“Hellraiser”, a reboot of the horror film franchise which began with the 1987 film of the same name, does not impress me that much to my little disappointment. Sure, it does try to bring new life and spirit to its familiar sadomasochistic tale of pain and pleasure, but it still feels rather redundant despite some effective creepy moments, though it is much more competent than many of sequels following the 1987 film.
Although I do not like it a lot, the 1987 film, which is based on its director/writer Clive Barker’s novella “Hellbound Heart”, has remained iconic in its field mainly thanks to a number of gruesome moments and the striking presence of hideous supernatural entities called “Cenobites”. Whenever somebody solves a mysterious ancient puzzle box, they immediately come to bring extreme pain and pleasure upon that person in question before eventually taking that person to their realm of darkness, and its leader, who is nicknamed “Pinhead” due to lots of pins stuck on the head, has been known as well as other familiar horror movie characters such as Freddy Kruger or Michael Myers.
The main reason why I am not a big fan of the 1987 film is its glaring deficiency in terms of story and characters, and, unfortunately, the 2022 reboot version also has the same problem. Many of its main characters are mostly sketchy at best, so we do not care that much about whatever will happen to them in the end, and, besides being rather overlong, the movie often trudges especially during its last act, where it is supposed to deliver some big bloody moments for its target audiences.
After the opening sequence involved with a certain substantial supporting character played by Goran Višnjić, the movie moves forward to several years later, and then we are introduced to a young woman named Riley McKendry (Odessa A’zion), whose life has been rather messy due to her serious addiction problem.

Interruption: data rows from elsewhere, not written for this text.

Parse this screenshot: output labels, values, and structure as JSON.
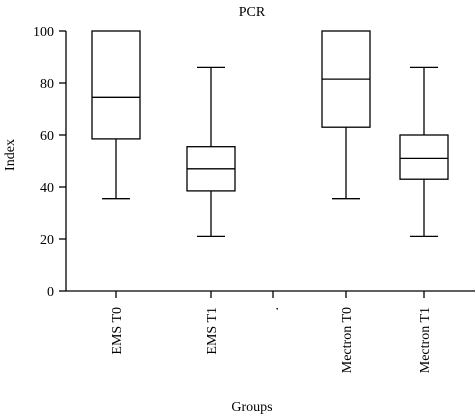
{
  "chart_data": {
    "type": "box",
    "title": "PCR",
    "xlabel": "Groups",
    "ylabel": "Index",
    "ylim": [
      0,
      100
    ],
    "yticks": [
      0,
      20,
      40,
      60,
      80,
      100
    ],
    "grid": false,
    "categories": [
      "EMS T0",
      "EMS T1",
      ".",
      "Mectron T0",
      "Mectron T1"
    ],
    "boxes": [
      {
        "category": "EMS T0",
        "min": 35.5,
        "q1": 58.5,
        "median": 74.5,
        "q3": 100,
        "max": 100
      },
      {
        "category": "EMS T1",
        "min": 21,
        "q1": 38.5,
        "median": 47,
        "q3": 55.5,
        "max": 86
      },
      null,
      {
        "category": "Mectron T0",
        "min": 35.5,
        "q1": 63,
        "median": 81.5,
        "q3": 100,
        "max": 100
      },
      {
        "category": "Mectron T1",
        "min": 21,
        "q1": 43,
        "median": 51,
        "q3": 60,
        "max": 86
      }
    ]
  }
}
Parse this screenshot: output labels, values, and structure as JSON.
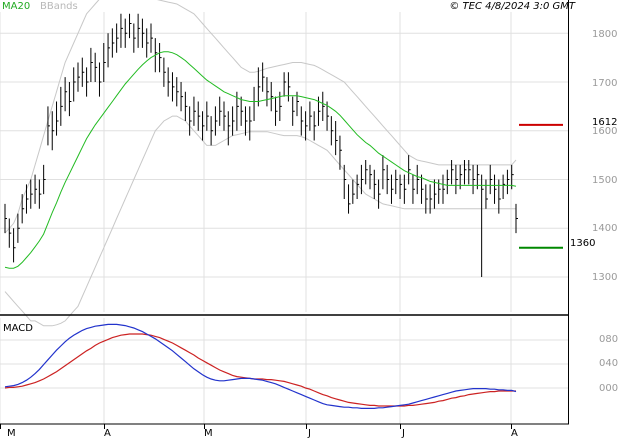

Although she has been sober for a while, she still does not pull herself well together on the whole, and that certainly makes her conflict a lot with her concerned older brother Matt (Brandon Flynn), who has let her stay at his apartment because she has nowhere else to go at present.
Matt is especially worried about the possible bad influence of Riley’s current boyfriend Trevor (Drew Starkey), and, of course, he turns out to be right about that. Trevor later suggests to Riley that they should sneak into some abandoned warehouse for stealing whatever is being stored in one big container, and Riley does not hesitate to join her boyfriend at all, though she is baffled to see that container in question does not have anything inside it except one big safe.
It is not much of a spoiler to tell you that Riley eventually finds what is inside that safe and take it away without much thought. When she subsequently clashes with her older brother again, she quickly leaves his apartment along with her stuffs, and, what do you know, she comes to play with that object in question a bit not long after falling into the pit of addition again.
Of course, Riley soon comes to experience very spooky things, but the screenplay by Ben Colin and Luke Piotrowski, which is based on the story written by them and co-producer David S. Goyer, changes the rules of the 1987 film a bit. As usual, several Cenobites, led by “The Priest” (Jamie Clayton), appear, but they demand Riley that she should give them several victims in exchange of leaving her alone, and she must find a way to save herself as well as several others around her.
As Cenobites get their victims one by one along the story, Riley becomes all the more cornered just like many other horror movie heroines, but the movie sadly fails to develop her as an engaging character to root for, and it also falters a lot in case of handling several supporting characters around her. They are more or less than mere targets to be tortured and then killed by Cenobites, and I was especially dissatisfied with a certain key scene involved with the supporting character by Hiam Abbass, whom I still fondly remember for her wonderful supporting turn in Tom McCarthy’s “The Visitor” (2007). She is reliable as usual, but, alas, she does not have much to do here except looking weary and scared as required, and it is too bad that the movie does not utilize her considerable presence well.
In case of the Cenobites in the film, they surely look as creepy and grotesque as demanded, but, probably due to wearing lots of digital special effects on them, they are not very impressive compared their seniors in the 1987 film. At least, Jamie Clayton has some fun with her juicy role, and her good work here in this film often steals the show from Odessa A’zion and several other main cast members who are unluckily stuck with playing plain cardboard characters.
On the whole, “Hellraiser” is not as bad as I feared at first, but it does not reach to the distinctive qualities of the 1987 film or the intense terror of Barker’s novella, which remains better than both of two film versions in my humble opinion. Director David Brucker, who previously directed “The Night House” (2020) and his crew members, did a competent job of generating enough creepy vibe to hold my attention during 2 hours, but I only ended up wanting to read Barker’s novella again, and I think you will have a more satisfying time if you read that novella instead. Sure, the fans of the franchise may respond to it more positively than me, but, seriously, is there anything they never beheld before?